Developing an animation of the existing method so as to prepare children to welcome and face the future with smile and confidence.
Explore design consideration involved in the development of effective animated materials for learning.
To demonstrate the use of C# programming language as a good educational technology in enhancing learning.
Illustrate the cognitive effects of animated learning materials used in a classroom.
The basic method used in this project involves using a waterfall model. The major tool used in accomplishing the building of the software is Microsoft Visual C# – Winforms Application because of its event driven nature.
1.5 Significance of the Study
The significance of this study is therefore to adopt computer technology which illustrates with graphics and animations, playing with human voice an instructional material designed to aid the retention and assimilation of a child thereby creating a joyful, interactive and interesting environment for a child to learn through illustrations, examples and interactive tools particularly designed to emphasize on the hard spots of the regular curriculum
1.6 Scope of the Study
The scope of this research is to develop computer animation for early childhood only. It does not cover toddlerhood, middle childhood and adolescence and adult.
1.7 Limitation of the Study
This research work is limited to animation of animals using alphabets A-Z, roman numerals of number 1 – 1000 and human anatomy.
1.8 GLOSSARY OF TERMS
LABEL: A Label object is a component for placing text in a container.

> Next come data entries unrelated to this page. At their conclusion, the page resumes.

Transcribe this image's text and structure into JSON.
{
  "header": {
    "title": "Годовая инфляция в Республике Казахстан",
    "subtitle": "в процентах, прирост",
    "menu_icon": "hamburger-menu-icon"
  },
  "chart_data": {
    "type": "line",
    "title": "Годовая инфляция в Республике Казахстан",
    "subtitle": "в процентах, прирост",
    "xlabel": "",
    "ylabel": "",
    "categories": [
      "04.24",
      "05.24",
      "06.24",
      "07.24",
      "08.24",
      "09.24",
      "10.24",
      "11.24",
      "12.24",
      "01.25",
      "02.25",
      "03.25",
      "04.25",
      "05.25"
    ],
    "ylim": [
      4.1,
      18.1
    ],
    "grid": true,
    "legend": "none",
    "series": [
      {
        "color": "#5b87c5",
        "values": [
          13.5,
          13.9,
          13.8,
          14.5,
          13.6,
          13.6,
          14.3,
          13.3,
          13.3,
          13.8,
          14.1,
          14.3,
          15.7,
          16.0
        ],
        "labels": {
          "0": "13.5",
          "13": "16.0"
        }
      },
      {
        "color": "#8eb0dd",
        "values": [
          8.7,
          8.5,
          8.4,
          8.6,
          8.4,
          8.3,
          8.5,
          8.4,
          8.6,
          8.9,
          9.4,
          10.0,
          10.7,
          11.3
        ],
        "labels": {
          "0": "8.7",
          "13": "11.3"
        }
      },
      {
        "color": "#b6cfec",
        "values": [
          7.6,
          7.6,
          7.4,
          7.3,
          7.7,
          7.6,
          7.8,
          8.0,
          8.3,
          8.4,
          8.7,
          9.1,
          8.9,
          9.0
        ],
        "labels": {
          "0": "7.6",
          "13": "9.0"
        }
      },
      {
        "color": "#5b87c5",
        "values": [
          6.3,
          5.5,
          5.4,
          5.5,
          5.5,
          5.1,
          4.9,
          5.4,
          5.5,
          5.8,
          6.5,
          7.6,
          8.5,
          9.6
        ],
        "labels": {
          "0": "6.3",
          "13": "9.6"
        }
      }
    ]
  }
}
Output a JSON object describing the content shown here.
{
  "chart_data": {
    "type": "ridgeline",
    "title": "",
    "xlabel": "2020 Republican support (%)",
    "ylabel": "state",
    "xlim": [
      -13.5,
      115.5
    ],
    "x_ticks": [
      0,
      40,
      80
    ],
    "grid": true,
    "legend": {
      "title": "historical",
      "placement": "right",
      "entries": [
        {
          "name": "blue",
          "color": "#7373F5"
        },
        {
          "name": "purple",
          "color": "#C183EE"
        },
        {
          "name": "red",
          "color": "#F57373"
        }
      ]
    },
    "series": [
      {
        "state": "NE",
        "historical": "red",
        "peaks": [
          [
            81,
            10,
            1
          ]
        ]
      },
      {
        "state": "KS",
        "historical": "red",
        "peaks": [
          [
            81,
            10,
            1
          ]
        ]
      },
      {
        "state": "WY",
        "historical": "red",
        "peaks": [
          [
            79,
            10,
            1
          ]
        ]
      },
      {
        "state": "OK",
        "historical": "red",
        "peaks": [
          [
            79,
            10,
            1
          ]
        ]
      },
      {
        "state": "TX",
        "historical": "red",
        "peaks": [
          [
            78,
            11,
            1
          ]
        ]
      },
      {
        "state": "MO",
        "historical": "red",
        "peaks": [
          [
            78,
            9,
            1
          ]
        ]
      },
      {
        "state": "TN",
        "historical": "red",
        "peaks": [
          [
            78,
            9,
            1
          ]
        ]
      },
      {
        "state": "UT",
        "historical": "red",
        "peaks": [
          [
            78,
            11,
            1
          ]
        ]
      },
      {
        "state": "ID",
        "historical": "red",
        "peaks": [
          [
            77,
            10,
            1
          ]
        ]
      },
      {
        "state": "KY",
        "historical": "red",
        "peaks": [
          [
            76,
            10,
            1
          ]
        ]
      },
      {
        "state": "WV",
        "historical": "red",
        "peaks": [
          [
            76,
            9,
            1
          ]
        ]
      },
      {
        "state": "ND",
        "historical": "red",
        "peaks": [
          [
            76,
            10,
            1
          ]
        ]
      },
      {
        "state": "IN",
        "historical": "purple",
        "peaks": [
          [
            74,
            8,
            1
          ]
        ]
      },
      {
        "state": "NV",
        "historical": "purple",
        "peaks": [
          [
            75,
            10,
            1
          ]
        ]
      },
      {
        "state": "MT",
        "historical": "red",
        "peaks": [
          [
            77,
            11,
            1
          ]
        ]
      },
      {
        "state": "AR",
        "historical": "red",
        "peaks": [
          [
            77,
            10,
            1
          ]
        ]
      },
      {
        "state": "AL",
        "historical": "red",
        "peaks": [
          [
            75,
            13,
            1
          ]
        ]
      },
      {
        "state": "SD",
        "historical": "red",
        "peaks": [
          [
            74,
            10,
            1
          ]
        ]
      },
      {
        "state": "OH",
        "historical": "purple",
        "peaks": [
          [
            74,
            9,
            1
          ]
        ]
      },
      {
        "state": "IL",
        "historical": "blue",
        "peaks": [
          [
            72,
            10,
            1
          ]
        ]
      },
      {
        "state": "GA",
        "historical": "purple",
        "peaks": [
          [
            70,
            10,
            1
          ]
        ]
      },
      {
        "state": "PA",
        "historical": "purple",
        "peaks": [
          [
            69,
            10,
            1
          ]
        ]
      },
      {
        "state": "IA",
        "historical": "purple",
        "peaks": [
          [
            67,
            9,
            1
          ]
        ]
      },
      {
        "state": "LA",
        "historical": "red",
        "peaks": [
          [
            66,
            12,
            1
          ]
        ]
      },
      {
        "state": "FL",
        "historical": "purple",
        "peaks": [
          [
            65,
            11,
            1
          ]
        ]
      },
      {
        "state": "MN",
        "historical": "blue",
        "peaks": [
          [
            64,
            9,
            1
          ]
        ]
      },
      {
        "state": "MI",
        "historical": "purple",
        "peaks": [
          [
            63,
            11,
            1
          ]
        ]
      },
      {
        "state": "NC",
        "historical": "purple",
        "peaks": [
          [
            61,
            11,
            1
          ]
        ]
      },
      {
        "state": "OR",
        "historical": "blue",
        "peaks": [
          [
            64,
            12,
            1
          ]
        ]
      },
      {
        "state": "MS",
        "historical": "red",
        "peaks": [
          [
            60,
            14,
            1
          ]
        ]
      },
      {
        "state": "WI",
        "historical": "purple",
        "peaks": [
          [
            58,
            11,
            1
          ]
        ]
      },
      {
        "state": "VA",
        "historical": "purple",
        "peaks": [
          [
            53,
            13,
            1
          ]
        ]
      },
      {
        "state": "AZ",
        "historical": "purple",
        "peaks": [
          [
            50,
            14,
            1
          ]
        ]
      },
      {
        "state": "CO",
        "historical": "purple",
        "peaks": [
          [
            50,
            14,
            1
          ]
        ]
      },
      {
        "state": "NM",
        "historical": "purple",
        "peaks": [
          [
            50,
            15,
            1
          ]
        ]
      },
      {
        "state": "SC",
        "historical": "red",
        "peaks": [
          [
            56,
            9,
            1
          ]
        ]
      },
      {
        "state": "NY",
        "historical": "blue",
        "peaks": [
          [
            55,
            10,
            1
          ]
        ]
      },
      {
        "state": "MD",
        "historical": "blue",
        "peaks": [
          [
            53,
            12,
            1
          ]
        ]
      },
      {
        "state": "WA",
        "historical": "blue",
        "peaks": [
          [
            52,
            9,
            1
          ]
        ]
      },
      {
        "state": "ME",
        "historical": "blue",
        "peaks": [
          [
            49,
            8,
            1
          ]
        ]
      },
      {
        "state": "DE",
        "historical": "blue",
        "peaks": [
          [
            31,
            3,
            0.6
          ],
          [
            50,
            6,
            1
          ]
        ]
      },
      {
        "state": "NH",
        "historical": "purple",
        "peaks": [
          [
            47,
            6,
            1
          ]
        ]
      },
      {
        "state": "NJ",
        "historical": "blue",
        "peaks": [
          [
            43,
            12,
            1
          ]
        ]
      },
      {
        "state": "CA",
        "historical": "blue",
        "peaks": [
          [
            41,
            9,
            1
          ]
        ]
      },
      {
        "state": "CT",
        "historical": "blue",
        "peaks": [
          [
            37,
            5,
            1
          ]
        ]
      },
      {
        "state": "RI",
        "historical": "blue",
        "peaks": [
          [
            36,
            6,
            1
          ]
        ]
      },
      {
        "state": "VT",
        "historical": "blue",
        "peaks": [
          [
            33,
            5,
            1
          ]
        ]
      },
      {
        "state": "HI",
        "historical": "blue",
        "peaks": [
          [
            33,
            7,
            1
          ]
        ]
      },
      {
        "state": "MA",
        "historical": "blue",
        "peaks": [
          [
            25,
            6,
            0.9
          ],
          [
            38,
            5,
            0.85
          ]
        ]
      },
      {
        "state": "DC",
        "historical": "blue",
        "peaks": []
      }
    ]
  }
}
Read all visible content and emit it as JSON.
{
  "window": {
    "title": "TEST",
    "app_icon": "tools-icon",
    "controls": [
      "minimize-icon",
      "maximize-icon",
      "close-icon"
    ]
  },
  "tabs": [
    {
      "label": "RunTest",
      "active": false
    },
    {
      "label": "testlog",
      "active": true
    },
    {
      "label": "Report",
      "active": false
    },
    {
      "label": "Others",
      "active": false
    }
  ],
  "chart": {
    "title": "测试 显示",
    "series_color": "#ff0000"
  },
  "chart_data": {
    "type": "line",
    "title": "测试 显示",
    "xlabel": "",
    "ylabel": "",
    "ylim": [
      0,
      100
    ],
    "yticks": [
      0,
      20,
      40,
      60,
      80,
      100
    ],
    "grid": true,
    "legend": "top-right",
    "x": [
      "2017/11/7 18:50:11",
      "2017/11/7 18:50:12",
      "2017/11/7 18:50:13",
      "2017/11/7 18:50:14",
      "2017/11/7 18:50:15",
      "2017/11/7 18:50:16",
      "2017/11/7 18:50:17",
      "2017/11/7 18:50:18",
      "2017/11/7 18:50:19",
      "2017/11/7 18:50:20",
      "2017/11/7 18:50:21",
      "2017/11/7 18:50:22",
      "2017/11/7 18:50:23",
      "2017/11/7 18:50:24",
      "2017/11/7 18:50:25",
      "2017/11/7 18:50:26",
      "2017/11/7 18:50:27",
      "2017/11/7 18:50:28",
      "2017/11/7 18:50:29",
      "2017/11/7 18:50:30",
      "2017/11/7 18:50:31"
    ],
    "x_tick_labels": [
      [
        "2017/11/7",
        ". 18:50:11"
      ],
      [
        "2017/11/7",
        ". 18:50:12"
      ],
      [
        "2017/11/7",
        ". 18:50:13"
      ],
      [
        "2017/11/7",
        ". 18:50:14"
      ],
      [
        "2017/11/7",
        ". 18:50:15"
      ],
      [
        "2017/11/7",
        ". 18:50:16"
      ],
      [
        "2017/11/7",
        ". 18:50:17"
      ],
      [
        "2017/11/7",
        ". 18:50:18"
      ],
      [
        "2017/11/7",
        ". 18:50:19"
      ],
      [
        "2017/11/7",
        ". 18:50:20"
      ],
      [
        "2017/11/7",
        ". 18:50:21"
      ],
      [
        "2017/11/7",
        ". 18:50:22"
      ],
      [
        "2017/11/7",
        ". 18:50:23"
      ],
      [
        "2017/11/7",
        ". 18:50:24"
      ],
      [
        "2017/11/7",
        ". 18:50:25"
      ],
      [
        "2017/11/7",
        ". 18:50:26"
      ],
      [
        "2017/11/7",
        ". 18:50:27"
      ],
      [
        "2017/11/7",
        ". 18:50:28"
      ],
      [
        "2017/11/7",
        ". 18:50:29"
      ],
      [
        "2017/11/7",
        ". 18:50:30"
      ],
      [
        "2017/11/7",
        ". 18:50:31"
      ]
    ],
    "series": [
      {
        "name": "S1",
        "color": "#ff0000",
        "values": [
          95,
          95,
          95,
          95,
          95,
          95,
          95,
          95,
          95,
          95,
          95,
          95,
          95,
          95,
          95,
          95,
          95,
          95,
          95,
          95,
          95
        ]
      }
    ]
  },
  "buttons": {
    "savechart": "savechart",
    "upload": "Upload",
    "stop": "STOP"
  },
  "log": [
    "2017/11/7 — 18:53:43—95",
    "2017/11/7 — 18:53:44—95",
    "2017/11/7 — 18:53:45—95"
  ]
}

SCENE: A scene is used to organize a document in an ordered manner.
STAGE: The Stage is where animation and images appear. It represents the visible area of the project that is been worked on.
ANIMATION: The technique of making inanimate objects or drawings appear to move in motion pictures or computer graphic.
THREAD: A thread is a program’s path of execution. In this project it is used to control the time in playing the sound for each scene.
SYMBOLS AND INSTANCES: A symbol is a reusable object that serves as a master from which copies of the same object can be created. An instance is a copy of the original symbol. An object’s instance color, size, shape, and position can be altered without it affecting the original symbol.
FRAME: A frame is used to organize and control the content of one’s document.